From mboxrd@z Thu Jan  1 00:00:00 1970
Return-Path: <linux-btrfs-owner@vger.kernel.org>
Received: from resqmta-ch2-12v.sys.comcast.net ([69.252.207.44]:33381 "EHLO
	resqmta-ch2-12v.sys.comcast.net" rhost-flags-OK-OK-OK-OK)
	by vger.kernel.org with ESMTP id S1751072AbaLHFcG (ORCPT
	<rfc822;linux-btrfs@vger.kernel.org>);
	Mon, 8 Dec 2014 00:32:06 -0500
Message-ID: <548537D1.7070602@pobox.com>
Date: Sun, 07 Dec 2014 21:32:01 -0800
From: Robert White <rwhite@pobox.com>
MIME-Version: 1.0
To: Martin Steigerwald <Martin@lichtvoll.de>,
        Shriramana Sharma <samjnaa@gmail.com>
CC: linux-btrfs <linux-btrfs@vger.kernel.org>
Subject: Re: Why is the actual disk usage of btrfs considered unknowable?
References: <CAH-HCWU9GEjvZLH=rwYev_O0S4_Cs9FJvRiJgBiOK8gdxqK5CQ@mail.gmail.com> <44320137.fRRuR6EFMP@merkaba> <1610909.CxuY1Bb9iL@merkaba>
In-Reply-To: <1610909.CxuY1Bb9iL@merkaba>
Content-Type: text/plain; charset=windows-1252; format=flowed
Sender: linux-btrfs-owner@vger.kernel.org
List-ID: <linux-btrfs.vger.kernel.org>

On 12/07/2014 07:40 AM, Martin Steigerwald wrote:
> Well what would be possible I bet would be a kind of system call like this:
>
> I need to write 5 GB of data in 100 of files to /opt/mynewshinysoftware, can I
> do it *and* give me a guarentee I can.
>
> So like a more flexible fallocate approach as fallocate just allocates one file
> and you would need to run it for all files you intend to create. But challenge
> would be to estimate metadata allocation beforehand accurately.
>
> Or have tar --fallocate -xf which for all files in the archive will first call
> fallocate and only if that succeeded, actually write them. But due to the
> nature of tar archives with their content listing across the whole archive,
> this means it may have to read the tar archive twice, so ZIP archives might be
> better suited for that.
>

What you suggest is Still Not Practical™ (the tar thing might have some 
ability if you were willing to analyze every file to the byte level).

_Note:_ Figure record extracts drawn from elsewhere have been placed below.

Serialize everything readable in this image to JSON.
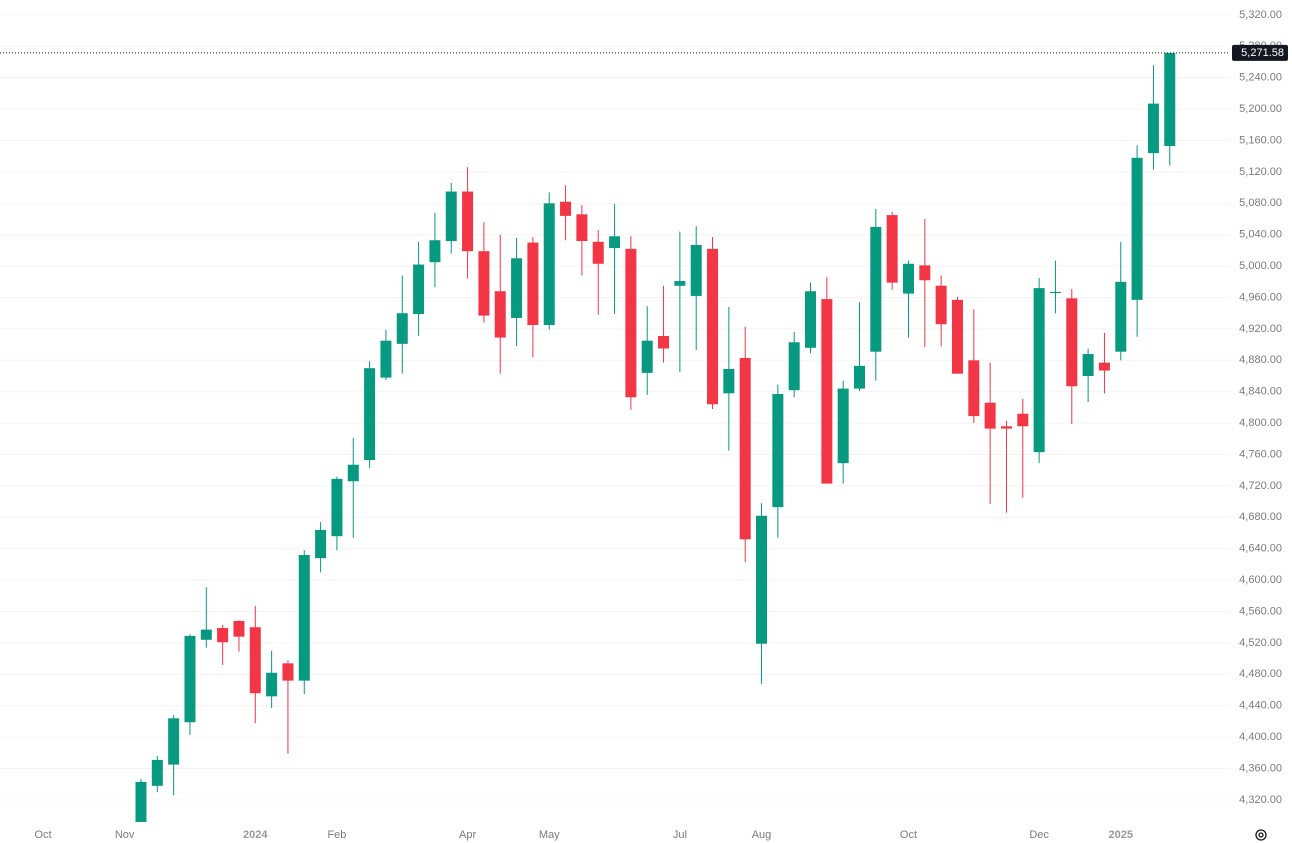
{
  "chart_data": {
    "type": "candlestick",
    "up_color": "#089981",
    "down_color": "#f23645",
    "grid": true,
    "categories": [
      "Oct",
      null,
      null,
      null,
      null,
      "Nov",
      null,
      null,
      null,
      null,
      null,
      null,
      null,
      "2024",
      null,
      null,
      null,
      null,
      "Feb",
      null,
      null,
      null,
      null,
      null,
      null,
      null,
      "Apr",
      null,
      null,
      null,
      null,
      "May",
      null,
      null,
      null,
      null,
      null,
      null,
      null,
      "Jul",
      null,
      null,
      null,
      null,
      "Aug",
      null,
      null,
      null,
      null,
      null,
      null,
      null,
      null,
      "Oct",
      null,
      null,
      null,
      null,
      null,
      null,
      null,
      "Dec",
      null,
      null,
      null,
      null,
      "2025",
      null,
      null,
      null
    ],
    "open": [
      null,
      null,
      null,
      null,
      null,
      null,
      4292,
      4338,
      4365,
      4419,
      4524,
      4539,
      4548,
      4540,
      4452,
      4494,
      4472,
      4628,
      4656,
      4726,
      4753,
      4858,
      4901,
      4939,
      5005,
      5032,
      5095,
      5019,
      4968,
      4934,
      5030,
      4925,
      5082,
      5066,
      5031,
      5023,
      5022,
      4864,
      4911,
      4975,
      4962,
      5022,
      4838,
      4883,
      4519,
      4693,
      4842,
      4896,
      4958,
      4749,
      4844,
      4891,
      5065,
      4965,
      5001,
      4975,
      4957,
      4880,
      4826,
      4796,
      4812,
      4763,
      4966,
      4959,
      4860,
      4877,
      4891,
      4957,
      5144,
      5153
    ],
    "high": [
      null,
      null,
      null,
      null,
      null,
      null,
      4347,
      4376,
      4428,
      4531,
      4591,
      4543,
      4549,
      4567,
      4510,
      4498,
      4638,
      4674,
      4732,
      4781,
      4879,
      4919,
      4988,
      5031,
      5068,
      5106,
      5126,
      5056,
      5040,
      5036,
      5037,
      5094,
      5103,
      5078,
      5046,
      5079,
      5038,
      4949,
      4975,
      5044,
      5051,
      5037,
      4948,
      4923,
      4698,
      4849,
      4916,
      4979,
      4986,
      4854,
      4954,
      5073,
      5069,
      5007,
      5060,
      4988,
      4961,
      4945,
      4877,
      4803,
      4831,
      4985,
      5007,
      4971,
      4895,
      4915,
      5031,
      5154,
      5256,
      5271.58
    ],
    "low": [
      null,
      null,
      null,
      null,
      null,
      null,
      4292,
      4330,
      4326,
      4403,
      4514,
      4492,
      4509,
      4418,
      4437,
      4379,
      4455,
      4610,
      4638,
      4654,
      4743,
      4855,
      4863,
      4911,
      4973,
      5016,
      4984,
      4928,
      4863,
      4898,
      4884,
      4919,
      5033,
      4988,
      4938,
      4939,
      4817,
      4836,
      4877,
      4865,
      4893,
      4818,
      4765,
      4623,
      4468,
      4654,
      4833,
      4889,
      4723,
      4723,
      4841,
      4854,
      4970,
      4909,
      4897,
      4898,
      4863,
      4800,
      4697,
      4686,
      4705,
      4749,
      4940,
      4799,
      4827,
      4838,
      4880,
      4910,
      5123,
      5128
    ],
    "close": [
      null,
      null,
      null,
      null,
      null,
      null,
      4343,
      4371,
      4424,
      4529,
      4537,
      4521,
      4528,
      4456,
      4482,
      4472,
      4632,
      4664,
      4729,
      4747,
      4870,
      4905,
      4940,
      5002,
      5033,
      5095,
      5019,
      4937,
      4909,
      5010,
      4925,
      5080,
      5064,
      5032,
      5003,
      5038,
      4833,
      4905,
      4895,
      4981,
      5027,
      4824,
      4869,
      4652,
      4682,
      4837,
      4903,
      4968,
      4723,
      4844,
      4873,
      5050,
      4979,
      5003,
      4982,
      4926,
      4863,
      4809,
      4793,
      4793,
      4796,
      4972,
      4967,
      4847,
      4888,
      4867,
      4980,
      5138,
      5207,
      5271.58
    ],
    "last_price_label": "5,271.58",
    "ylim": [
      4290,
      5339
    ],
    "yticks": [
      {
        "value": 4320,
        "label": "4,320.00"
      },
      {
        "value": 4360,
        "label": "4,360.00"
      },
      {
        "value": 4400,
        "label": "4,400.00"
      },
      {
        "value": 4440,
        "label": "4,440.00"
      },
      {
        "value": 4480,
        "label": "4,480.00"
      },
      {
        "value": 4520,
        "label": "4,520.00"
      },
      {
        "value": 4560,
        "label": "4,560.00"
      },
      {
        "value": 4600,
        "label": "4,600.00"
      },
      {
        "value": 4640,
        "label": "4,640.00"
      },
      {
        "value": 4680,
        "label": "4,680.00"
      },
      {
        "value": 4720,
        "label": "4,720.00"
      },
      {
        "value": 4760,
        "label": "4,760.00"
      },
      {
        "value": 4800,
        "label": "4,800.00"
      },
      {
        "value": 4840,
        "label": "4,840.00"
      },
      {
        "value": 4880,
        "label": "4,880.00"
      },
      {
        "value": 4920,
        "label": "4,920.00"
      },
      {
        "value": 4960,
        "label": "4,960.00"
      },
      {
        "value": 5000,
        "label": "5,000.00"
      },
      {
        "value": 5040,
        "label": "5,040.00"
      },
      {
        "value": 5080,
        "label": "5,080.00"
      },
      {
        "value": 5120,
        "label": "5,120.00"
      },
      {
        "value": 5160,
        "label": "5,160.00"
      },
      {
        "value": 5200,
        "label": "5,200.00"
      },
      {
        "value": 5240,
        "label": "5,240.00"
      },
      {
        "value": 5280,
        "label": "5,280.00"
      },
      {
        "value": 5320,
        "label": "5,320.00"
      }
    ]
  }
}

Compression _can_ make a file _bigger_ than its base size. BTRFS decides 
whether or not to compress a file based on the results it gets when 
tying to compress the first N bytes. (I do not know the value of N). But 
it is _easy_ to have a file where the first N bytes compress well but 
the bytes after N take up more space than their byte count. So to 
fallocate() the right size in blocks you'd have to compress the input 
and determine what BTRFS _would_ _do_ and then allocate that much space 
instead of the file size.

And even then, if you didn't create all the names and directories you 
might find that the RBtree had to expand (allocate another tree node) 
one or more times to accommodate the actual files. Lather rinse repeat 
for any checksum trees and anything hitting a flush barrier because of 
commit= or sync() events or other writers perturbing your results 
because it only matters if the filesystem is nearly full and nearly full 
filesystems may not be quiescent at all.

So while the core problem isn't insoluble, in real life it is _not_ 
_worth_ _solving_.

On a nearly empty filesystem, it's going to fit.

In a reasonably empty filesystem, it's going to fit.

On a nearly full filesystem, it may or may not fit.

On a filesystem that is so close to full that you have reason to doubt 
it will fit, you are going to have a very bad time even if it fits.

If you did manage to invent and implement an fallocate algorythm that 
could make this promise and make it stick, then some other running 
program is what's going to crash when you use up that last byte anyway.

Almost full filesystems are their own reward.